A general framework to test gravity using galaxy clusters V: A self-consistent pipeline for unbiased constraints of $f(R)$ gravity

We present a Markov chain Monte Carlo pipeline that can be used for robust and unbiased constraints of $f(R)$ gravity using galaxy cluster number counts. This pipeline makes use of a detailed modelling of the halo mass function in $f(R)$ gravity, which is based on the spherical collapse model and calibrated by simulations, and fully accounts for the effects of the fifth force on the dynamical mass, the halo concentration and the observable-mass scaling relations.
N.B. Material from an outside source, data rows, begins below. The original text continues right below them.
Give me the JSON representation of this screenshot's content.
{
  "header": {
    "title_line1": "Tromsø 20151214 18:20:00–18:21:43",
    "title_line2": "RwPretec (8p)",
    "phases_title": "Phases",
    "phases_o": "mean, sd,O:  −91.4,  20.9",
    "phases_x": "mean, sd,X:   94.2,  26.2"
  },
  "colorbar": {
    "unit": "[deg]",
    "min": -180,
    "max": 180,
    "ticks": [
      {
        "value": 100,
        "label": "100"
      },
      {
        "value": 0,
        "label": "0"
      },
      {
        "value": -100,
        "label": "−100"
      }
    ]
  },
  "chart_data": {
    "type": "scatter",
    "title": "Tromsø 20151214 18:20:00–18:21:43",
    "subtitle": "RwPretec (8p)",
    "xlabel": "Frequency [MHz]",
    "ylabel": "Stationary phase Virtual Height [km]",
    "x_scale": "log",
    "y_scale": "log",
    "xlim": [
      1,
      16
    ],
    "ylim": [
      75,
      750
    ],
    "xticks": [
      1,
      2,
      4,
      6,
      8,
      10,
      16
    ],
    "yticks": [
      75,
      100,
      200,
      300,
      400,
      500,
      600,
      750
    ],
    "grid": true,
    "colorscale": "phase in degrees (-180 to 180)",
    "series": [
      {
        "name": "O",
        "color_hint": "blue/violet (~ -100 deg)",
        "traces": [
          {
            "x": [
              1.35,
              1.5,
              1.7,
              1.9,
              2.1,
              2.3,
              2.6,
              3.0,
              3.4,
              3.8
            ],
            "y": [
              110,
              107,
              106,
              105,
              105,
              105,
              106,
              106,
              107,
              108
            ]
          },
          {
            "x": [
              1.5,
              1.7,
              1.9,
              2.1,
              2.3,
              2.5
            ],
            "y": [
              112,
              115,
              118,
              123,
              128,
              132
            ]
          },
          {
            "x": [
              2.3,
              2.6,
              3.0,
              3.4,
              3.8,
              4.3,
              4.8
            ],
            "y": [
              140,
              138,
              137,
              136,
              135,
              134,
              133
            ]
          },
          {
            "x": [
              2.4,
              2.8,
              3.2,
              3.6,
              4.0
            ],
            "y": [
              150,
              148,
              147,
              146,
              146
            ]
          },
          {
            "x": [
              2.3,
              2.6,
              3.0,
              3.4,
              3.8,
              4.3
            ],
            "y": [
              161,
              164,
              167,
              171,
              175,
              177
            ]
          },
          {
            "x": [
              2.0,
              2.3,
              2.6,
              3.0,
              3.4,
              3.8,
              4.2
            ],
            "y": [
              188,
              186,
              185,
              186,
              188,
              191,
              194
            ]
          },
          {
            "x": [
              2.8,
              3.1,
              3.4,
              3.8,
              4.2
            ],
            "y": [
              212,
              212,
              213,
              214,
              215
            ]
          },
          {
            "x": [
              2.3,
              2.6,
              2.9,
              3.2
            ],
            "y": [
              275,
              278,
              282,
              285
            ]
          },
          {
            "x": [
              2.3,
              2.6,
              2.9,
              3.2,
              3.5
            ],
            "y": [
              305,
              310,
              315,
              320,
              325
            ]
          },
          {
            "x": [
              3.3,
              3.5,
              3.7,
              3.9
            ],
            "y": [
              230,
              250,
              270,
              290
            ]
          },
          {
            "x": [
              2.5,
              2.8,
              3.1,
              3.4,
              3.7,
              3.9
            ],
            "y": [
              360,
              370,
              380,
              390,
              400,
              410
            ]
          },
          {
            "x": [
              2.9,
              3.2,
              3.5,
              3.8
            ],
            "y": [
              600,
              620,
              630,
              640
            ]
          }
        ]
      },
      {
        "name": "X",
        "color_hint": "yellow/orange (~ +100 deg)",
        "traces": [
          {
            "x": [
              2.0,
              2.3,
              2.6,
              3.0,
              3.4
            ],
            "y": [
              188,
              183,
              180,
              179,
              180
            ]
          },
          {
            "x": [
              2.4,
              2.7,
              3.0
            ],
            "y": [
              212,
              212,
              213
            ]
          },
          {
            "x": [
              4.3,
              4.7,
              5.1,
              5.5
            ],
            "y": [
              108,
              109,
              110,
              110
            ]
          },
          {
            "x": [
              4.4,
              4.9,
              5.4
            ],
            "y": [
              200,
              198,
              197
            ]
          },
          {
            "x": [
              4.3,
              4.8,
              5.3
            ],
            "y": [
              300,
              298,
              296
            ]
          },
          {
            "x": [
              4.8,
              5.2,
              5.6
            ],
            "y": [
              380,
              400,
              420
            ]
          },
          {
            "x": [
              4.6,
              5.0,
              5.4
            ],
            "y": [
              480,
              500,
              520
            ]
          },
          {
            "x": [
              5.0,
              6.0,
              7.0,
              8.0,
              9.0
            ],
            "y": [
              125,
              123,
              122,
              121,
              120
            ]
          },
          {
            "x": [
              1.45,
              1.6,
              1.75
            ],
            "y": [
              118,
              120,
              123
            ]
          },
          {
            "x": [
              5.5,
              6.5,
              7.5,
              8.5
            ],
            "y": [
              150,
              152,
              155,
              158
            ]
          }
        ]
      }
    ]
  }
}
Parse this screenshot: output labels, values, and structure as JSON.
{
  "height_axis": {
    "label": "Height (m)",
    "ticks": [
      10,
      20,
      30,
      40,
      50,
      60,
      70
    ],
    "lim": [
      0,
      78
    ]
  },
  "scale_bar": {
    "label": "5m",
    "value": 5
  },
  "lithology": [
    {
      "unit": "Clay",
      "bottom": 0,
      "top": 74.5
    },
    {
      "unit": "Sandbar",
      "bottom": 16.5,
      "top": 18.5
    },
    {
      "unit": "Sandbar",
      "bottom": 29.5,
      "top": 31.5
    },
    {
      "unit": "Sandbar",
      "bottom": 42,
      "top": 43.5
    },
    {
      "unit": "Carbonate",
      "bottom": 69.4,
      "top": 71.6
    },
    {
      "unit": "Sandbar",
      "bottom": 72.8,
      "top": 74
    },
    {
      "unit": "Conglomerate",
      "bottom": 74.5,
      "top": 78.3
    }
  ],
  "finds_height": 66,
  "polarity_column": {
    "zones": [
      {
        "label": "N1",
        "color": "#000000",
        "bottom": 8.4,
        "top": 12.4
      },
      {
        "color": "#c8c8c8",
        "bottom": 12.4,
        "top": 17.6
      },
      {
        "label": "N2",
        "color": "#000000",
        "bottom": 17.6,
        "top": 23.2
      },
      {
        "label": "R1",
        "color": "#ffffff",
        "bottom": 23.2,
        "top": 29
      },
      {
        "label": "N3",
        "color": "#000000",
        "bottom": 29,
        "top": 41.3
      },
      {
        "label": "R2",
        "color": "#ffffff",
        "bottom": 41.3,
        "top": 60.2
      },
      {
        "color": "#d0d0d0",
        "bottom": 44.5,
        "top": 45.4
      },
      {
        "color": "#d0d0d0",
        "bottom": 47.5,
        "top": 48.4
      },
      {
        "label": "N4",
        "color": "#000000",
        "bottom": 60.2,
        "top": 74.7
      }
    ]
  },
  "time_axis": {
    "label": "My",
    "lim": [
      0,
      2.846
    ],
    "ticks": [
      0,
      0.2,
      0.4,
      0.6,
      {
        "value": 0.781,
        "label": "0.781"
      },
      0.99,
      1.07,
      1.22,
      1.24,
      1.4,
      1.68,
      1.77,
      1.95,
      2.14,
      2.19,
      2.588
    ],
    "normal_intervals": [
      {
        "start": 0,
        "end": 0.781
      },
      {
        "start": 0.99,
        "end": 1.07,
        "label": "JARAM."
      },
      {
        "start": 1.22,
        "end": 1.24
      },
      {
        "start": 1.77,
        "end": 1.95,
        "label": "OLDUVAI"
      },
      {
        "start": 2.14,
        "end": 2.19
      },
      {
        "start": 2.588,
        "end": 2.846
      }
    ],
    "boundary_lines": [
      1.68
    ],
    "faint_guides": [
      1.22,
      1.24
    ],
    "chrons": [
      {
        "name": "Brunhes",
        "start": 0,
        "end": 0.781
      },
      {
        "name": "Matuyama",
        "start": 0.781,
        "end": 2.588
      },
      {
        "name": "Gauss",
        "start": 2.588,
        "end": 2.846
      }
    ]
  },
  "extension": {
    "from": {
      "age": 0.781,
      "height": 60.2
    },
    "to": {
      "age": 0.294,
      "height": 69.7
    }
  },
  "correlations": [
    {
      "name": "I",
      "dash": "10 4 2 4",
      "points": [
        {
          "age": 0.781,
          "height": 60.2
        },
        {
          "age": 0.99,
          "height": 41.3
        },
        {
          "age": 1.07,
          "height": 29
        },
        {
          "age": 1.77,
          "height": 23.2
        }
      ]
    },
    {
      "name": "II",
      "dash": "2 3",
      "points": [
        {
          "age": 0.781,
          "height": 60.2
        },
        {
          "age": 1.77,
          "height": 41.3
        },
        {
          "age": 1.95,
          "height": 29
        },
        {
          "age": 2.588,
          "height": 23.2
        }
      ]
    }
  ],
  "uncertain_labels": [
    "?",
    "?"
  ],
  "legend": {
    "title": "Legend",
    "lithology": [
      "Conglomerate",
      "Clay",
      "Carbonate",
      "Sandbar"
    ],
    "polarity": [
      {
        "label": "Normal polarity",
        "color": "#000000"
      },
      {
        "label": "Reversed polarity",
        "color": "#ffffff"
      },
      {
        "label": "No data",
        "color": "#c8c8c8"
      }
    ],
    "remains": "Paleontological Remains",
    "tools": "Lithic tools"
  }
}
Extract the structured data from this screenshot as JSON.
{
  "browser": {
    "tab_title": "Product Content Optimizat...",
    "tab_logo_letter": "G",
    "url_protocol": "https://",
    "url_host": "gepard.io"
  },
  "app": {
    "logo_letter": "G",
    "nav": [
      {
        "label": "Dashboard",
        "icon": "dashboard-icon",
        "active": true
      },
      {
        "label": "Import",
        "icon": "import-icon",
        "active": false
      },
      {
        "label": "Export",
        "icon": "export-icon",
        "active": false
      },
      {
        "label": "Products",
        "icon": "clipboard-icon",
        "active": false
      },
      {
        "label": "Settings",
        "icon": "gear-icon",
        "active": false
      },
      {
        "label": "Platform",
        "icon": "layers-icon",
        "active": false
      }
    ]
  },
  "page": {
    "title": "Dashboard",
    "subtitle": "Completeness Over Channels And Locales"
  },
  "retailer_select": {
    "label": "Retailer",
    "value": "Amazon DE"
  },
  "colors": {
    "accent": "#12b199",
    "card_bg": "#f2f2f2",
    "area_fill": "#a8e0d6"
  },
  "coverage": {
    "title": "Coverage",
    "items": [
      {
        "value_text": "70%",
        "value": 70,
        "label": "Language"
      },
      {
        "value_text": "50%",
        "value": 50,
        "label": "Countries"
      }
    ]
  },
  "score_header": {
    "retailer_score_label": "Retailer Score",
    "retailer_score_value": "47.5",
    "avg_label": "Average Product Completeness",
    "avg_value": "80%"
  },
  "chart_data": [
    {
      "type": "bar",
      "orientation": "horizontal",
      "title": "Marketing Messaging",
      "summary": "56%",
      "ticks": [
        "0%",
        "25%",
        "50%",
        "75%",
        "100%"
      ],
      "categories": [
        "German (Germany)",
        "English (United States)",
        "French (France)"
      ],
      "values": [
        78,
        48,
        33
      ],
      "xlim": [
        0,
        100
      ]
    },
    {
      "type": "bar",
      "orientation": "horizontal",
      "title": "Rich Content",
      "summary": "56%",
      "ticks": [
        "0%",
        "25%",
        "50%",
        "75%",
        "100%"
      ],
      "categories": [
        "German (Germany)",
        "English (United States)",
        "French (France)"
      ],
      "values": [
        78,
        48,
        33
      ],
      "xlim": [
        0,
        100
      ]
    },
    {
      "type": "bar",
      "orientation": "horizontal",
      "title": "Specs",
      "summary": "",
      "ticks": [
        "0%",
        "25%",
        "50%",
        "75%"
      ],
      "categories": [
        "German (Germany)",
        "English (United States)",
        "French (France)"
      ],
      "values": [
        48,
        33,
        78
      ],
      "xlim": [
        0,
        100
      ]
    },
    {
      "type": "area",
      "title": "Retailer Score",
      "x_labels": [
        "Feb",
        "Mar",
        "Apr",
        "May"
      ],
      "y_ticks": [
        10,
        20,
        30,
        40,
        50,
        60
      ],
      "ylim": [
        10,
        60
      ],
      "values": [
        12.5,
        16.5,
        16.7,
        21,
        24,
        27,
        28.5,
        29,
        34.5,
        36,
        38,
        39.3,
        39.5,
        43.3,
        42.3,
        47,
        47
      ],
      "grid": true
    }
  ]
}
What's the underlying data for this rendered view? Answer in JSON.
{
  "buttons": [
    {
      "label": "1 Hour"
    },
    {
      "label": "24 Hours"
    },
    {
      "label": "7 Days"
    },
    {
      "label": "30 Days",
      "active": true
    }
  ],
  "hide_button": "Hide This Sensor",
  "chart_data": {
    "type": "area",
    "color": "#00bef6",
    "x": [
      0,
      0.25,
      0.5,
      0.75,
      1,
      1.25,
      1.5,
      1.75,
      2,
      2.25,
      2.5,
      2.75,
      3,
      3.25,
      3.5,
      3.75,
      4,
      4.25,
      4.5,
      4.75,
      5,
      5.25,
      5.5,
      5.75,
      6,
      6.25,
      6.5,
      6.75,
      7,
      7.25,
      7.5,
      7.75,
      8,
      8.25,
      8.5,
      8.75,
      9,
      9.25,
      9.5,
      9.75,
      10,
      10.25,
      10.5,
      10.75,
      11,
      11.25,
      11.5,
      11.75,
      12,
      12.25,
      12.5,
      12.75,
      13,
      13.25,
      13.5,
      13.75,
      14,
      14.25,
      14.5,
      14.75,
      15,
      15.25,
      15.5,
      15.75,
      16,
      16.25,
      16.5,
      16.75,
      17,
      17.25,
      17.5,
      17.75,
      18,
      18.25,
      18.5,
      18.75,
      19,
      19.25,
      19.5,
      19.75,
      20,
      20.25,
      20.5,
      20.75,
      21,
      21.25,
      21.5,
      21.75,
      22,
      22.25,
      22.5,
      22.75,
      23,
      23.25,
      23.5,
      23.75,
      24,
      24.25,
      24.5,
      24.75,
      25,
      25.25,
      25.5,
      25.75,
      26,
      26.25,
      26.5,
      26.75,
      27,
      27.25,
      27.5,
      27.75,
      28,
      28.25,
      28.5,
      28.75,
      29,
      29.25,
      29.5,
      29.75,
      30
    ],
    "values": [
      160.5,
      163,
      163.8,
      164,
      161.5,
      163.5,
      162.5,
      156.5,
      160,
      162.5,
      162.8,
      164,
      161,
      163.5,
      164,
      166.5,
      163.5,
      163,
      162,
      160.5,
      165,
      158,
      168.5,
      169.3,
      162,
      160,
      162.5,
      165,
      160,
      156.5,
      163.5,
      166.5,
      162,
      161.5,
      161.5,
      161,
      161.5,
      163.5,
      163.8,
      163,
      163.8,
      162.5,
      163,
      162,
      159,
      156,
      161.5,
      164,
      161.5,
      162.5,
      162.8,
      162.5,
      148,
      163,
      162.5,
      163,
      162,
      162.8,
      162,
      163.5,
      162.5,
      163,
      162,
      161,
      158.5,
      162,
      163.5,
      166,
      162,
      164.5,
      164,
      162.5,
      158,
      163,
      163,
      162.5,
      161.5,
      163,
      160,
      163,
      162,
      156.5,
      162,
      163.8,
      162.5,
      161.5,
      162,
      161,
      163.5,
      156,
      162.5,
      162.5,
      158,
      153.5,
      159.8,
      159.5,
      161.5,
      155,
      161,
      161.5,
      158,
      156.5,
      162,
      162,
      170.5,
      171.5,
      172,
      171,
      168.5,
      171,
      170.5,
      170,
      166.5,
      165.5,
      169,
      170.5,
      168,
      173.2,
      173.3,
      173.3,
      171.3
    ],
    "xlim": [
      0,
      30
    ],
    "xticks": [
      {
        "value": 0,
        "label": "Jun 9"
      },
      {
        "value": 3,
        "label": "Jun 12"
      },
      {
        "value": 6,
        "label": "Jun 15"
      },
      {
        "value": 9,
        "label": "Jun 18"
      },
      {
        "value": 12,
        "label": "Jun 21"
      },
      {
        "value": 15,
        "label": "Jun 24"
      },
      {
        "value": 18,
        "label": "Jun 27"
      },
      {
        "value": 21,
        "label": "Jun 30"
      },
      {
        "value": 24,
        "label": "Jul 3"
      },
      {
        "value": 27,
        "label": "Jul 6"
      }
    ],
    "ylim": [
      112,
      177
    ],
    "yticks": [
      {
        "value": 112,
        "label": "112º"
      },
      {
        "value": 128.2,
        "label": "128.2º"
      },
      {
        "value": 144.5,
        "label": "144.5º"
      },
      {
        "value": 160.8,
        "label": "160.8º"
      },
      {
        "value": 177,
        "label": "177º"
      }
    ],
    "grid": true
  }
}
Using a set of mock cluster catalogues observed through the thermal Sunyaev-Zeldovich effect, we demonstrate that this pipeline, which constrains the present-day background scalar field $f_{R0}$, performs very well for both $Lambda$CDM and $f(R)$ fiducial cosmologies. We find that using an incomplete treatment of the scaling relation, which could deviate from the usual power-law behaviour in $f(R)$ gravity, can lead to imprecise and biased constraints. We also find that various degeneracies between the modified gravity, cosmological and scaling relation parameters can significantly affect the constraints, and show how this can be rectified by using tighter priors and better knowledge of the cosmological and scaling relation parameters. Our pipeline can be easily extended to other modified gravity models, to test gravity on large scales using galaxy cluster catalogues from ongoing and upcoming surveys.